Barrieren haben viele Gesichter

Wenn über Barrieren gesprochen wird, denken viele Menschen zuerst an Stufen und Bordsteinkanten. Diese Formen von Barrieren betreffen vor allem Menschen, die einen Rollstuhl nutzen und sind ohne Frage wichtig abzubauen.
Doch Barrieren sind weit mehr als das.

Barrieren sind vielfältig – und viele von ihnen sind unsichtbar. Sie begegnen Menschen jeden Tag und betreffen nicht nur Menschen mit Behinderungen, sondern sehr viele Menschen auf ganz unterschiedliche Weise.

Barrieren sind nicht nur baulich

Neben fehlender physischer Barrierefreiheit zeigen sich Barrieren unter anderem in:

  • komplizierter oder ausschließender Sprache
  • fehlender Gebärdensprache oder Untertitel
  • Formularen und Informationen ohne Erklärung
  • lauten, reizintensiven Umgebungen ohne Rückzugsorte
  • Zeitdruck und fehlender Geduld
  • Vorurteilen, Unwissen oder ableistischen Denkmustern
  • starren Strukturen in Schule, Ausbildung, Arbeit und Behörden
  • rein digitalen Angeboten, ohne Alternativen
  • schlecht lesbaren Texten oder unübersichtlichen Layouts

Viele dieser Barrieren sind auf den ersten Blick nicht sichtbar, doch sie schränken Teilhabe und Selbstbestimmung ein.

Barrieren sind strukturell

Wichtig ist: Barrieren entstehen nicht durch Menschen mit Behinderungen.
Sie entstehen durch Strukturen, die nur für bestimmte Menschen gedacht sind.

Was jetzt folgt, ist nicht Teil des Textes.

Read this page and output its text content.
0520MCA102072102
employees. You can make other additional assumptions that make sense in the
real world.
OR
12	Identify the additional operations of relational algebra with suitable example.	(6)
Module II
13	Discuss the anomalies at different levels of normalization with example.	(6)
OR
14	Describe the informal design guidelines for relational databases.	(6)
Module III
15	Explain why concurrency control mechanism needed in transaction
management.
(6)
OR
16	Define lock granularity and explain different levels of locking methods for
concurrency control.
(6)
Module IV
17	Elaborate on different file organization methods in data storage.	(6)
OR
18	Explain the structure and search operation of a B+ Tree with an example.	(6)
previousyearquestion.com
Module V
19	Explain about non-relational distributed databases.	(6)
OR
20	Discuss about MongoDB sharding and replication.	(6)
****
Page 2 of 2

Wer davon abweicht – sei es durch eine Behinderung, eine chronische Erkrankung, Neurodivergenz, Sprache oder andere Voraussetzungen – stößt auf Hindernisse.

Die gute Nachricht

Barrieren sind menschengemacht.
Und genau deshalb sind sie auch veränderbar.

Barrierefreiheit bedeutet nicht, einzelne Menschen „passend zu machen“.
Barrierefreiheit bedeutet, Strukturen so zu gestalten, dass möglichst viele Menschen teilhaben können.

Was jede*r tun kann

Im Kleinen: Barrieren im Alltag abbauen

Veränderung beginnt oft in alltäglichen Situationen:

  • verständlich und respektvoll sprechen und schreiben
  • Informationen erklären statt vorauszusetzen
  • Zeit zum Verstehen und Nachfragen geben
  • Bedürfnisse erfragen, statt Annahmen treffen
  • Menschen direkt ansprechen und ernst nehmen
  • Betroffenen zuhören und ihre Perspektiven respektieren

Diese Schritte kosten wenig –
haben aber eine große Wirkung für Teilhabe und Zugehörigkeit.

Im Großen: Strukturen verändern

Barrieren lassen sich nicht nur individuell abbauen. Es braucht auch strukturelle Veränderungen:

  • Barrierefreiheit in Schule, Arbeit, Kultur und Verwaltung einfordern
  • auf Missstände aufmerksam machen
  • inklusive Konzepte unterstützen und weitertragen
  • sich klar gegen Ableismus positionieren
  • Projekte und Initiativen stärken, die Inklusion praktisch umsetzen

Inklusion ist ein Gewinn für alle

Barrierefreiheit hilft nicht nur Menschen mit Behinderungen.
Sie macht Räume, Informationen und Angebote für alle zugänglicher.